The folks running the Orpheum felt that was a good argument, so they decided not to show the film this year. You can call that political correctness run amok, but it’s not censorship. It’s one theater saying they won’t show the film. That’s all. Not a huge deal.
But for conservatives who treat these issues as entirely black and white, this is a disaster.
The (conservative) Media Research Center’s Dan Gainor spoke with Fox News Radio host Todd Starnes this week to discuss the aftermath of Charlottesville. Somehow, they described a slippery slope from the canceled screening of Gone with the Wind to a COMPLETE BAN ON BIBLES.
“The left is using the smokescreen of Charlottesville to go and purge everything of American history,” [Gainor] said.
When Starnes warned that the one cancelled screening of “Gone with the Wind” could lead to the book it is based on being pulled out of public libraries, Gainor agreed about the looming specter of liberal book-banning.
“When you start banning books, when the government has that power, we know what books they’ll ban,” Gainor said. “It won’t be long before the Bible is banned, it won’t be long before your books or my books are banned. Anything that the left and the media don’t like will be gone and it will fully finish their plan to remake what we are.”

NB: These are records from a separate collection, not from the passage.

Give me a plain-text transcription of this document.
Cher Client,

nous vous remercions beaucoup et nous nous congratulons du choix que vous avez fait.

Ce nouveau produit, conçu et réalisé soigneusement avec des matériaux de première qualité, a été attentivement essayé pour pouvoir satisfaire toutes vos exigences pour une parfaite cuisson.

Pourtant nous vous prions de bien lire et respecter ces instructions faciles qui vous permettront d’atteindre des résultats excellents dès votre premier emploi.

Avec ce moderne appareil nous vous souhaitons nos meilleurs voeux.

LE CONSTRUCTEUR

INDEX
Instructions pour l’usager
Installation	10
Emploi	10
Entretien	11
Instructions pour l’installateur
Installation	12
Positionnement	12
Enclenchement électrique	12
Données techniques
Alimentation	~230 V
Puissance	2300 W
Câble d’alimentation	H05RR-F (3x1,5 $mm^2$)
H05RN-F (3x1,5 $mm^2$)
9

These men see no difference between a culturally insensitive work of art and their holy book. No one is banning books. No one is banning the Bible. No one is burning the Bible. No atheist or liberal or church/state separation advocate I’ve ever known has suggested the Bible should be banned. They don’t want it taught as fact in a science classroom, but most have no problem with, say, a truly objective class that studies the Bible as a work of literature. And nobody would dare argue that people can’t read the Bible at home or in church. Most of us abhor censorship, and that’s especially true for material we don’t like.
What the Orpheum did wasn’t a violation of free speech. It wasn’t censorship. No one pushed for the book to be banned from public libraries. And no one suggested the Bible needs to be chucked out next.
But when you’re a conservative Christian, you have to find an angle to every story that shows the “enemy” is coming after you. Even when that’s not the case. Because without that, how will you scare people into listening to you and giving you their money?